1994 : I'm pregnant with my first (and last) child. After an hour of thumbing through (read: arguing over) names one Saturday, my husband goes to take a shower. I happen upon the name Melanie, which I think is pretty. Under the showerhead, he runs through the names of all the Doctor's female companions, and happens upon Mel, companion to Drs. #6 and #7 (played by Bonnie Langford). Hubs comes out of the shower, I look up from the kitchen table, and together we say, "What about Melanie?" Forever after, he claims that our kid is named after a Doctor Who companion.
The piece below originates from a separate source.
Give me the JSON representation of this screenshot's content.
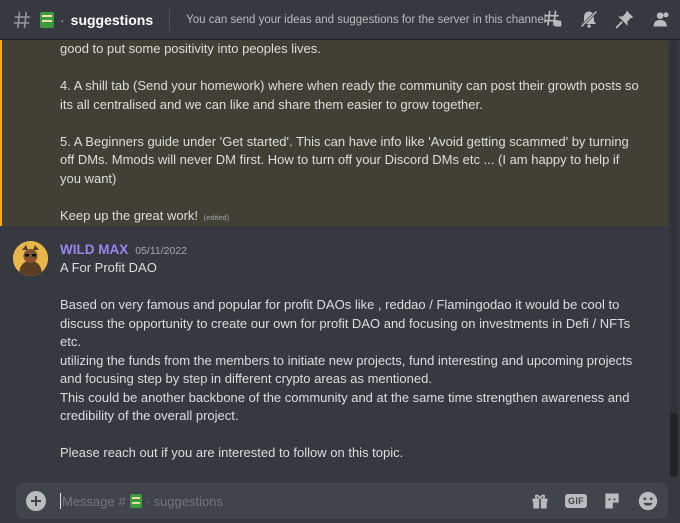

2005 : Master writer Russell T. Davies resurrects the Doctor for the BBC, casting Christopher Eccleston as war-damaged Doctor #9. The reboot is fast, funny, dazzling, and best of all, it has a huge heart. I loved it from the start because we the viewers experience everything through the eyes of a working-class British shopgirl who reacts as real people would: Part of her aches to go with her amazing new friend on fantastic adventures, and part of her clings to her family back on Earth.
2006 : I'm devastated to learn that our brand-new Doctor is already leaving the show. But when Doc #10 emerges from his TARDIS (Time and Relative Dimension in Space) in the guise of actor David Tennant, the writing and the show itself get better and better.
2010 : I'm a bit heartbroken--okay, and panicky--when both David Tennant and master writer Russell T. Davies leave the show. Who can replace them? How will the show survive? Enter the madcap Matt Smith as the Eleventh Doctor, and--who better?--Steven Moffatt, author of some of the best episodes ever, to run the joint. Add Karen Gillan as the Girl Who Waited, and we all heave a big sigh of relief.
2013 : Doctor Who is all about change. Matt Smith is moving on, and Peter Capaldi will take his place at Christmastime. But first, Doctors #10 and #11 will team up in the 50th Anniversary Special, "The Day of the Doctor."
And I write a blog post to say thank you to all the marvelous writers, actors, and crew folk who love this series and work to make it the best it can be. You've all taught me a lot about storytelling, about the strangeness of the universe, and yes, about fish fingers and custard.